Et une affaire similaire à celle de Strasbourg aurait simplement été considérée comme du droit commun. Mais en France souvent, pays modèle de l'Occident, dans tout ce qu'il a de plus critiquable, les choses sont évidemment inverses à ce qu'elles devraient être. Plusieurs points très simples et irréfutables sont à rappeler, des faits remarquables à souligner, qui illustrent un mécanisme bien huilé et bien français. Cette affaire, encore une, nous permet de résumer ces points :

1/ En France, tous les services concernés (politique, justice, police, médias) sont en proie à un état de surexcitation et d'hystérie collective, passionnelle voire sensationnelle, dès qu'une affaire met en scène un ou des individus "arabo-musulmans". Terrorisme c'est évident, mais aussi de simple faits sociétaux quand ce ne sont pas directement des ''faits divers'' érigés en affaire d'Etat. Tout cela bien loin de la rigueur, de la hauteur que l'on attendrait de professionnels.

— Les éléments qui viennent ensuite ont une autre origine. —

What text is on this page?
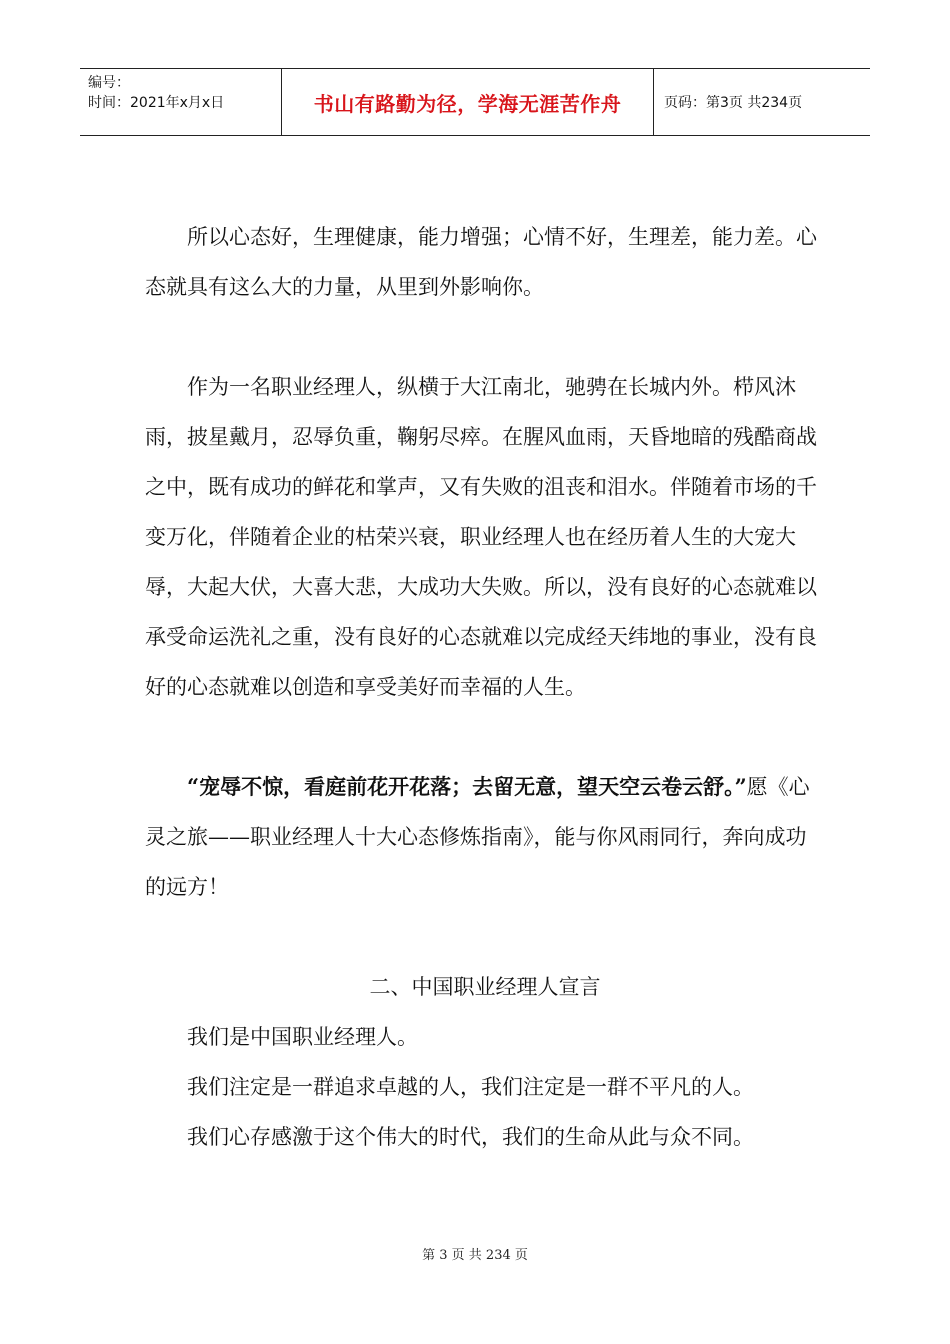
编号：
时间：2021年x月x日	书山有路勤为径，学海无涯苦作舟	页码：第3页 共234页

所以心态好，生理健康，能力增强；心情不好，生理差，能力差。心态就具有这么大的力量，从里到外影响你。

作为一名职业经理人，纵横于大江南北，驰骋在长城内外。栉风沐雨，披星戴月，忍辱负重，鞠躬尽瘁。在腥风血雨，天昏地暗的残酷商战之中，既有成功的鲜花和掌声，又有失败的沮丧和泪水。伴随着市场的千变万化，伴随着企业的枯荣兴衰，职业经理人也在经历着人生的大宠大辱，大起大伏，大喜大悲，大成功大失败。所以，没有良好的心态就难以承受命运洗礼之重，没有良好的心态就难以完成经天纬地的事业，没有良好的心态就难以创造和享受美好而幸福的人生。

“宠辱不惊，看庭前花开花落；去留无意，望天空云卷云舒。”愿《心灵之旅——职业经理人十大心态修炼指南》，能与你风雨同行，奔向成功的远方！

二、中国职业经理人宣言

我们是中国职业经理人。

我们注定是一群追求卓越的人，我们注定是一群不平凡的人。

我们心存感激于这个伟大的时代，我们的生命从此与众不同。

第 3 页 共 234 页
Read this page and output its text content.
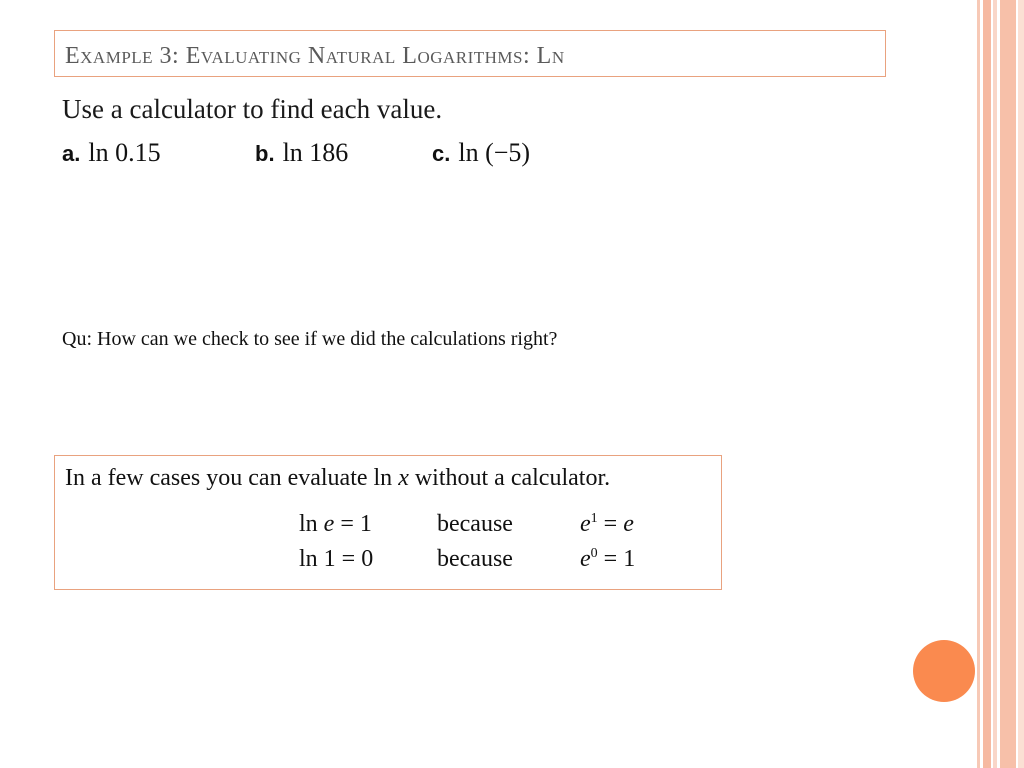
Example 3: Evaluating Natural Logarithms: Ln
Use a calculator to find each value.
a. ln 0.15	b. ln 186	c. ln (−5)
Qu: How can we check to see if we did the calculations right?
In a few cases you can evaluate ln x without a calculator.
ln e = 1	because	$e^1 = e$
ln 1 = 0	because	$e^0 = 1$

2/ Les conditions d’attribution de la fameuse fiche S (fiche de police axée sur le renseignement et la surveillance) concernant justement les musulmans sont extrêmement vastes, tant elles sont larges et floues. Elles reposent sur la subjectivité la plus totale, clichés et ignorances flagrantes. Les critères de radicalisation retenus peuvent faire théoriquement entrer plusieurs centaines de milliers de français dans ces fiches.

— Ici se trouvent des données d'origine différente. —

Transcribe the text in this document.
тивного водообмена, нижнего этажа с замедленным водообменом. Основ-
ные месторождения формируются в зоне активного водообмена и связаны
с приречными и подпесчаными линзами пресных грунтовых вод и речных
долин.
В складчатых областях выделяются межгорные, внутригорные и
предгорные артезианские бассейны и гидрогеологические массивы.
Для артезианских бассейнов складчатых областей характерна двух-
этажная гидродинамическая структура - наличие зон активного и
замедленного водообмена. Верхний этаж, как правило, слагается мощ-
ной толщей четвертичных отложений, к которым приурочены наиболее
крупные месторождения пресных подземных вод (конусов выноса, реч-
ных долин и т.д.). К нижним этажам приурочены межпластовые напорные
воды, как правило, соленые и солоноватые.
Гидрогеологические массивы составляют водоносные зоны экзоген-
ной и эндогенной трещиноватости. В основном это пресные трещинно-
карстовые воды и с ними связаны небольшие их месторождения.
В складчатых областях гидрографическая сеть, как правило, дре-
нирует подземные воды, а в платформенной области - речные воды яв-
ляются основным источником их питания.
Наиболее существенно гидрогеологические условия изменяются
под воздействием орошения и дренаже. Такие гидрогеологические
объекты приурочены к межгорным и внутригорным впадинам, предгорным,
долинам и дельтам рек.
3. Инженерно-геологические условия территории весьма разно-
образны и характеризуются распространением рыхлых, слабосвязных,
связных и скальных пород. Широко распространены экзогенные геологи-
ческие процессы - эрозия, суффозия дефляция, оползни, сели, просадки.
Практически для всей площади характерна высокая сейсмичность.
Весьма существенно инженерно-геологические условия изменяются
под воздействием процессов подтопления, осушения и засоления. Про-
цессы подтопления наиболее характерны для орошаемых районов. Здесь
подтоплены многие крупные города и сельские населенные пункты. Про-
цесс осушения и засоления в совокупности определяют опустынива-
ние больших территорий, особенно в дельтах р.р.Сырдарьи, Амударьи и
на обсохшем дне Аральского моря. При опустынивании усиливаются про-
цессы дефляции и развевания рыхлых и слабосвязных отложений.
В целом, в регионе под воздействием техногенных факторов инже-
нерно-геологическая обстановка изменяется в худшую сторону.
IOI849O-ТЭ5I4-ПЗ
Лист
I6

Tout type de comportements qui peut juste déplaire à la doxa nationale, tout type de paroles stigmatisées, sans même parler des fréquentations (famille, amis, quartier, travail, mosquée) peuvent être une cause. Si bien que la fiche S (malgré ses différentes déclinaisons), le nombre de fichés ne faisant que croître (entre 25 et 30 mille), ne correspondent plus à rien.

3/ Ainsi dans cette situation où le nombre de fichés S ne cesse de croître, les lois statistiques, ajoutées à la sociologie de notre communauté, font qu'il sera de plus en plus fréquent qu'un délinquant ou qu'un criminel soit fiché S pour radicalisation islamique. D'ailleurs, l'individu de Strasbourg aurait été fiché suite à un comportement en prison: qu'a-t-il réellement dit ou fait pour mériter cette fiche S ? Prières assidues ? Paroles provocantes ?

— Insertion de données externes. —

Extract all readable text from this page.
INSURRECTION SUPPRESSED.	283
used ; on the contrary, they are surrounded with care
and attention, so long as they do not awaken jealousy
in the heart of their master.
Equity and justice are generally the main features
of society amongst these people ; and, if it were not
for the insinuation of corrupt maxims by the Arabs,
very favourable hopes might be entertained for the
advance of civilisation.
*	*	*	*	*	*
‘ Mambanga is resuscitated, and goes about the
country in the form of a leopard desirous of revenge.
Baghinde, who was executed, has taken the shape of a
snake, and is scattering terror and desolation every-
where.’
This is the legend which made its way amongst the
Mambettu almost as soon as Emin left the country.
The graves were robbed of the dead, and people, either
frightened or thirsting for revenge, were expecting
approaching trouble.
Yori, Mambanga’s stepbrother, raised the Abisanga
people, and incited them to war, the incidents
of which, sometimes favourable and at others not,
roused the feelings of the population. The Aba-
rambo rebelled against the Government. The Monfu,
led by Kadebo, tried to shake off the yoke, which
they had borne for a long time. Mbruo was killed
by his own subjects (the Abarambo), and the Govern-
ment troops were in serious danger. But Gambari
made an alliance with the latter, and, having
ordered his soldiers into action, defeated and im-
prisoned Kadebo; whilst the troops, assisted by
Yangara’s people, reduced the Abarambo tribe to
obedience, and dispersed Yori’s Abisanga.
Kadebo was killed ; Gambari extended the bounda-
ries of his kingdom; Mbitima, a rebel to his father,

Dès lors, et désormais: les actes portant atteintes à la sécurité des biens et des personnes de n'importe quel délinquant et criminel d’origine arabo-musulmane, abusivement fiché S, sera justement et abusivement considéré comme du terrorisme.

4/ Dans cette configuration, l’hyper inflation du nombre de fiche S fera croître mathématiquement et artificiellement le nombre de prétendus actes de terrorisme: nourrissant le cercle vicieux Politique-Média-Opinion ciblant une communauté et augmentant la pression politique et sociale sur elle. Une communauté dont les plus fragiles et les marginaux seront encore plus susceptibles de passer à l'acte ou de voir leurs ''faits divers'' transformés en affaire nationale, et ainsi de suite...

5/ La probabilité de ces pseudo attentats augmentant, les occasions de les lier directement à la vie politique intérieure ou au contexte international en seront facilitées. Le complotisme anesthésiant les capacités d'analyses réelles deviendra une banalité, voire une norme si évidente que seuls les ''fous'' oseront apporter d'autres vues.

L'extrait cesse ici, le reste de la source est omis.